From the 19th-century, Mississippi
In some places, iron implements are not so much valued as remnants of iron from a blacksmith’s shop.  Here is one account of “anvil dust” as it relates to Southern conjure practices:

“Anvil dust is also greatly valued as conjure material. One educated blacksmith of Columbus, Miss., tells me that people are constantly coming into his shop to get the black flakes that fall from the hot iron when it is pounded, although they always look ashamed and give a fictitious reason as to why they want it” (from Folk Beliefs of the Southern Negro by Newbell N. Puckett).

This anvil dust is basically iron filings or flakes, and can be found in hoodoo practice as food for magically empowered lodestones.  Or it can be used to help create a cursing formula known as War Water (I’ll hopefully address the creation of this product in a separate post).  Interestingly, these two uses would seem diametrically opposed, with one being the food for an attracting magical fetish, and the other being an ingredient in a banishing potion. I would assert, however, that in these cases the iron serves a similar function on a magical level—with the lodestone it helps broaden the field of attraction for the stone while simultaneously running bad luck away, and in the War Water it’s repelling evil.  So in both cases, there is an element of something being turned away.  That is simply a way for me to reconcile these differences, however, and my come down to rationalization.
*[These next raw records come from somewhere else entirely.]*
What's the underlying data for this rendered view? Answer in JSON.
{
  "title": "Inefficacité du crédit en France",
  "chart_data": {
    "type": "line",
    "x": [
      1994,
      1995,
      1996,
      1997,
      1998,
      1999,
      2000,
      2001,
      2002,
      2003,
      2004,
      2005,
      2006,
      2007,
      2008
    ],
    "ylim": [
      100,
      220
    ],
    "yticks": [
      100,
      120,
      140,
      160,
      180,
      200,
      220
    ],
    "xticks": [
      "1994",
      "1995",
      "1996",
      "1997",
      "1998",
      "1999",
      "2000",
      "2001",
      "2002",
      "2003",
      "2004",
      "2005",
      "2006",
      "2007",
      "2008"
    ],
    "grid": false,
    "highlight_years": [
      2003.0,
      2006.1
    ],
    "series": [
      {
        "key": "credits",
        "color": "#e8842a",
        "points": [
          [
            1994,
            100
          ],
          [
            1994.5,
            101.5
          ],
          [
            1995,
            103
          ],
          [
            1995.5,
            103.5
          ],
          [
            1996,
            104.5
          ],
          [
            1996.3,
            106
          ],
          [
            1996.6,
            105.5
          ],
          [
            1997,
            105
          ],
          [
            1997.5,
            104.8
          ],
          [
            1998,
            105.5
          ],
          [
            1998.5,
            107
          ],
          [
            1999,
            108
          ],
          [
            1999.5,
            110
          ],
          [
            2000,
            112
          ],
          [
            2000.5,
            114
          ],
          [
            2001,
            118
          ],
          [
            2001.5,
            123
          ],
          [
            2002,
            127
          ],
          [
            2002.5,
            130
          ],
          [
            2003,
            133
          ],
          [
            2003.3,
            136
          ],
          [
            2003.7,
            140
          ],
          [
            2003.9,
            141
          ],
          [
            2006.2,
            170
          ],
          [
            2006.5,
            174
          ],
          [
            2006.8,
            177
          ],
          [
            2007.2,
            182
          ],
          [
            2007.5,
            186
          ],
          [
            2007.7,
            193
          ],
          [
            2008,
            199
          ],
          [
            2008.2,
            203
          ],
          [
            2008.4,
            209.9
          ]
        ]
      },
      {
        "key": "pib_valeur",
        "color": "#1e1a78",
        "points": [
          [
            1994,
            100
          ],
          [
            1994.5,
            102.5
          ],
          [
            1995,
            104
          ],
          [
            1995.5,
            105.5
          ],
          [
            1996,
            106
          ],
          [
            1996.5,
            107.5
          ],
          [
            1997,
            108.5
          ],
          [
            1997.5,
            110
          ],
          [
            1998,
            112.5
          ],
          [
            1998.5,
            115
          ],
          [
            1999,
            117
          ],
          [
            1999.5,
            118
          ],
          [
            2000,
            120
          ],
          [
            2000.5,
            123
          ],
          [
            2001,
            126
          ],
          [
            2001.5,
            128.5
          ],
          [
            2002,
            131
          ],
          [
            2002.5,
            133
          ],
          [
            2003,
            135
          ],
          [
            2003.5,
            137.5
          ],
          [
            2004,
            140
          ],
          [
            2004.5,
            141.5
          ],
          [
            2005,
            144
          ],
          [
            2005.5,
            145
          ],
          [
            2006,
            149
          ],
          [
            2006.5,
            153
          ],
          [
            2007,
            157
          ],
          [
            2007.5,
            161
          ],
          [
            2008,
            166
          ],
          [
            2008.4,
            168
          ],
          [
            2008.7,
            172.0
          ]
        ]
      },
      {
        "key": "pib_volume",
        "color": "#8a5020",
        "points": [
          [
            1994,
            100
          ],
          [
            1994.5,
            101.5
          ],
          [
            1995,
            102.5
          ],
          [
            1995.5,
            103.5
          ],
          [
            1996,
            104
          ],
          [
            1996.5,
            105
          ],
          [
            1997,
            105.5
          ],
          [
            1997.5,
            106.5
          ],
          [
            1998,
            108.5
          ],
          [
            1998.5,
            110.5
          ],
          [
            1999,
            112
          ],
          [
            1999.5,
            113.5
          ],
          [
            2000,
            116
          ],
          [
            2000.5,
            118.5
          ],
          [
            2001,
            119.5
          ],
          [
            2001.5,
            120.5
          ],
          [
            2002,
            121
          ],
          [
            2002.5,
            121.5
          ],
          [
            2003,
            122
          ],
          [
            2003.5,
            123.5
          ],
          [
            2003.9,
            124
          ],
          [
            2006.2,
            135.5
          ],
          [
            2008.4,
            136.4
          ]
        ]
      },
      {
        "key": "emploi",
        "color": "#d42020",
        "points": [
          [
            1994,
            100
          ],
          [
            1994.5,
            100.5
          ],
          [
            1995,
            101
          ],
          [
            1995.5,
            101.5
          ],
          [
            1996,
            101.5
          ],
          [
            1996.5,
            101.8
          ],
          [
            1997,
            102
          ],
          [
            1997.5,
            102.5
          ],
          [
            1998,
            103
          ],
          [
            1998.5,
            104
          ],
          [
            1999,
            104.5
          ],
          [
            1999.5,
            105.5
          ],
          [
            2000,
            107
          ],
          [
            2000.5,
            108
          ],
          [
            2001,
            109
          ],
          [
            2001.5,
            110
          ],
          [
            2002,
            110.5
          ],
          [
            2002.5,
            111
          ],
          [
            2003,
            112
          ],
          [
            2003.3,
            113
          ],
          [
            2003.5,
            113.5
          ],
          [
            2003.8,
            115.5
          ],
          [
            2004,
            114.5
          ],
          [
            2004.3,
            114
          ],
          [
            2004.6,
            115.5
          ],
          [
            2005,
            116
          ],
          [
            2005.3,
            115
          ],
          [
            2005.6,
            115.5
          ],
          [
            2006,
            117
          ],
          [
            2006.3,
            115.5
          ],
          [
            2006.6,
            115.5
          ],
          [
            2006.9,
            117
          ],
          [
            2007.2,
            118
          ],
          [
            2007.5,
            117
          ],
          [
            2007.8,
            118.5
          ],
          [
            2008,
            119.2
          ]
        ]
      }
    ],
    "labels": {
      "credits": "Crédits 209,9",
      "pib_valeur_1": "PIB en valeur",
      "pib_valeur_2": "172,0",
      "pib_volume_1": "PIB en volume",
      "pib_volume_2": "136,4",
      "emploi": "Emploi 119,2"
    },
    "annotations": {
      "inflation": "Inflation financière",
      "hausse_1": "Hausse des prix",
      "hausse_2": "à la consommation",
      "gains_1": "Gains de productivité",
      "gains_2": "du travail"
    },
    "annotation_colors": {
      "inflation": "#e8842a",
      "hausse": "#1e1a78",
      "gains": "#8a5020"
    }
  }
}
From the 19th– or 20th– Century, Ozark Mountains
Old favorite of New World Witchery, Vance Randolph, lists several methods for using iron as a magical tool (I omit the horseshoe lore which I have previously covered in another post, however):

  • “Nails taken from a gallows are supposed to protect a man against venereal disease and death by violence. Country blacksmiths used to secure these nails and hammer them out into finger rings”
  • “A little iron wire worn as a necklace, according to some power doctors, will protect a child from whooping cough”
  • “The water in which a blacksmith cools his irons is supposed to be good for witched cattle and is  sometimes given to human beings also, particularly children” (from Ozark Magic & Folklore, by Vance Randolph)

The last method mentioned is one I found repeated in several sources.  The power and provenance of “anvil water” or “slack water” seems to be well known across several cultures.

From the 20th-century, Illinois
To illustrate my point from the last section, I thought I’d share a bit of folklore from the Midwest, collected by ethnographer Harry M. Hyatt (who famously collected much of the lore about Southern conjure and hoodoo practices):

  • “A piece of old iron hung over the front and back door prevents the spirit of the recent dead from haunting you”
  • “Five nails driven into the trunk prevent the fruit from falling off the tree.  ‘My father did this when fruit was dropping off: drive those old- fashion square iron nails in the tree to hold the fruit on the tree. Never use wire nails; it must be the old iron nails’”
  • “Water from the tub in which a blacksmith cools hot iron is a good wash for the sore udders of a cow”
  • “A broken-winded horse (a horse with heaves) becomes well, if given water in which a blacksmith cools hot iron”
  • “Your looks will be improved if you wash your face frequently with the water in which a blacksmith cools hot iron”
  • “Slack-water, the water in which a blacksmith cools hot iron, is a good wash for poison ivy” (from Folklore of Adams County, by Harry M. Hyatt).

The first two bits are interesting, especially with the death connection, but the last four show that the slack water was considered a sort of cure-all magical formula.  I don’t know about you, but I think I need to make friends with a blacksmith, and quickly!

That’s it for iron, for now at least.  What I’ve written here is only the tip of a very large and ferrous iceberg.  As I said, I didn’t get into the related topic of War Water in the hopes it will appear in another post at a later date.  And I also didn’t touch on the lore of blacksmiths, specifically, as I hope to cover that in some depth later (our next podcast will have a bit about them, in fact).

If you have any local or family lore regarding iron and its magical properties, I would love to hear them!